To find those manufacturers, your best bet is to look at a brewery’s Form 10-K, which details a public company’s business and financial condition. Unfortunately, some breweries are nonetheless discreet about their suppliers. Boston Brewing, for example, is one of the big guns, and although it mentions suppliers throughout the report, it only names one in particular: its glass provider, Anchor Glass Container Corporation. Anchor, though, isn’t even publicly traded.
Your best bet, it seems, is simply to look at the big few breweries, mentioned above. And that’s hardly a bad option: the beverage industry, if anything, is recession-proof.
Investing in Privately Owned Companies: For the Wealthy Few
If you really do want to invest in a startup, and you do find one you believe in, then you have to have deep pockets. And patience.

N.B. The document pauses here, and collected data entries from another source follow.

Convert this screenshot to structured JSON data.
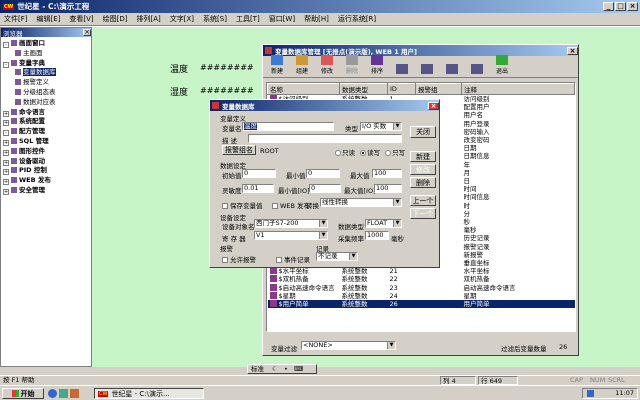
{
  "app": {
    "title": "世纪星 - C:\\演示工程",
    "title_icon": "cw-icon"
  },
  "menu": [
    "文件[F]",
    "编辑[E]",
    "查看[V]",
    "绘图[D]",
    "排列[A]",
    "文字[X]",
    "系统[S]",
    "工具[T]",
    "窗口[W]",
    "帮助[H]",
    "运行系统[R]"
  ],
  "browser": {
    "title": "浏览器",
    "items": [
      {
        "label": "画面窗口",
        "level": 0,
        "bold": true,
        "exp": "-"
      },
      {
        "label": "主画面",
        "level": 1
      },
      {
        "label": "变量字典",
        "level": 0,
        "bold": true,
        "exp": "-"
      },
      {
        "label": "变量数据库",
        "level": 1
      },
      {
        "label": "报警定义",
        "level": 1
      },
      {
        "label": "分级组态表",
        "level": 1
      },
      {
        "label": "数据对应表",
        "level": 1
      },
      {
        "label": "命令语言",
        "level": 0,
        "bold": true,
        "exp": "+"
      },
      {
        "label": "系统配置",
        "level": 0,
        "bold": true,
        "exp": "+"
      },
      {
        "label": "配方管理",
        "level": 0,
        "bold": true,
        "exp": "-"
      },
      {
        "label": "SQL 管理",
        "level": 0,
        "bold": true,
        "exp": "+"
      },
      {
        "label": "图形控件",
        "level": 0,
        "bold": true,
        "exp": "+"
      },
      {
        "label": "设备驱动",
        "level": 0,
        "bold": true,
        "exp": "+"
      },
      {
        "label": "PID 控制",
        "level": 0,
        "bold": true,
        "exp": "+"
      },
      {
        "label": "WEB 发布",
        "level": 0,
        "bold": true,
        "exp": "+"
      },
      {
        "label": "安全管理",
        "level": 0,
        "bold": true,
        "exp": "+"
      }
    ]
  },
  "canvas": {
    "temp_label": "温度",
    "temp_value": "########",
    "hum_label": "湿度",
    "hum_value": "########"
  },
  "dbmgr": {
    "title": "变量数据库管理 [无报点(演示版), WEB 1 用户]",
    "toolbar": [
      "新建",
      "组建",
      "修改",
      "删除",
      "排序",
      "",
      "",
      "",
      "",
      "退出"
    ],
    "columns": [
      "名称",
      "数据类型",
      "ID",
      "报警组",
      "注释"
    ],
    "rows": [
      [
        "$访问级别",
        "系统整数",
        "1",
        "",
        "访问级别"
      ],
      [
        "",
        "",
        "",
        "",
        "配置用户"
      ],
      [
        "",
        "",
        "",
        "",
        "用户名"
      ],
      [
        "",
        "",
        "",
        "",
        "用户登录"
      ],
      [
        "",
        "",
        "",
        "",
        "密码输入"
      ],
      [
        "",
        "",
        "",
        "",
        "改变密码"
      ],
      [
        "",
        "",
        "",
        "",
        "日期"
      ],
      [
        "",
        "",
        "",
        "",
        "日期信息"
      ],
      [
        "",
        "",
        "",
        "",
        "年"
      ],
      [
        "",
        "",
        "",
        "",
        "月"
      ],
      [
        "",
        "",
        "",
        "",
        "日"
      ],
      [
        "",
        "",
        "",
        "",
        "时间"
      ],
      [
        "",
        "",
        "",
        "",
        "时间信息"
      ],
      [
        "",
        "",
        "",
        "",
        "时"
      ],
      [
        "",
        "",
        "",
        "",
        "分"
      ],
      [
        "",
        "",
        "",
        "",
        "秒"
      ],
      [
        "",
        "",
        "",
        "",
        "毫秒"
      ],
      [
        "",
        "",
        "",
        "",
        "历史记录"
      ],
      [
        "",
        "",
        "",
        "",
        "报警记录"
      ],
      [
        "",
        "",
        "",
        "",
        "新报警"
      ],
      [
        "",
        "",
        "",
        "",
        "垂直坐标"
      ],
      [
        "$水平坐标",
        "系统整数",
        "21",
        "",
        "水平坐标"
      ],
      [
        "$双机热备",
        "系统整数",
        "22",
        "",
        "双机热备"
      ],
      [
        "$启动高速命令语言",
        "系统整数",
        "23",
        "",
        "启动高速命令语言"
      ],
      [
        "$星期",
        "系统整数",
        "24",
        "",
        "星期"
      ],
      [
        "$用户简单",
        "系统整数",
        "26",
        "",
        "用户简单"
      ]
    ],
    "filter_label": "变量过滤",
    "filter_value": "<NONE>",
    "count_label": "过滤后变量数量",
    "count_value": "26"
  },
  "dialog": {
    "title": "变量数据库",
    "def_group": "变量定义",
    "name_label": "变量名",
    "name_value": "温度",
    "type_label": "类型",
    "type_value": "I/O 实数",
    "desc_label": "描  述",
    "alarm_btn": "报警组名",
    "alarm_value": "ROOT",
    "r_readonly": "只读",
    "r_readwrite": "读写",
    "r_writeonly": "只写",
    "data_group": "数据设定",
    "init_label": "初始值",
    "init_value": "0",
    "min_label": "最小值",
    "min_value": "0",
    "max_label": "最大值",
    "max_value": "100",
    "dead_label": "灵敏度",
    "dead_value": "0.01",
    "minio_label": "最小值[IO]",
    "minio_value": "0",
    "maxio_label": "最大值[IO]",
    "maxio_value": "100",
    "save_label": "保存变量值",
    "web_label": "WEB 发布",
    "conv_label": "转换",
    "conv_value": "线性转换",
    "dev_group": "设备设定",
    "devobj_label": "设备对象名",
    "devobj_value": "西门子S7-200",
    "dtype_label": "数据类型",
    "dtype_value": "FLOAT",
    "reg_label": "寄 存 器",
    "reg_value": "V1",
    "freq_label": "采集频率",
    "freq_value": "1000",
    "freq_unit": "毫秒",
    "alarm_group": "报警",
    "allow_alarm": "允许报警",
    "event_label": "事件记录",
    "rec_group": "记录",
    "rec_value": "不记录",
    "btns": {
      "close": "关闭",
      "new": "新建",
      "modify": "修改",
      "delete": "删除",
      "prev": "上一个",
      "next": "下一个"
    }
  },
  "statusbar": {
    "help": "按 F1 帮助",
    "col_label": "列 4",
    "row_label": "行 649",
    "caps": "CAP",
    "num": "NUM",
    "scrl": "SCRL"
  },
  "taskbar": {
    "start": "开始",
    "task": "世纪星 - C:\\演示...",
    "time": "11:07",
    "ime": "标准"
  }
}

“Much like any other share purchases in privately owned companies, an investor should likely only get involved in the equity side for a long term – at a minimum 5-10 years – given how capital intensive the needs are to achieve and sustain growth,” said Jeremy Cowan, a proprietor of Shmaltz Brewing Company.
“Craft beer is a fantastic example of artisinal [sic] manufacturing with the additional benefit of tasting delicious and being a lot of fun,” he added. “But the returns are likely only very long term and always precarious given the competitive beer world and the ever-growing capital needs to build brewing capacity and increase sales and marketing budgets.”
However, unless you’re Warren Buffet, the most feasible investment is in one of those publicly traded companies.
Disclaimer: The views and recommendations in this piece are held by the contributor alone and do not necessarily reflect the opinions of NerdWallet.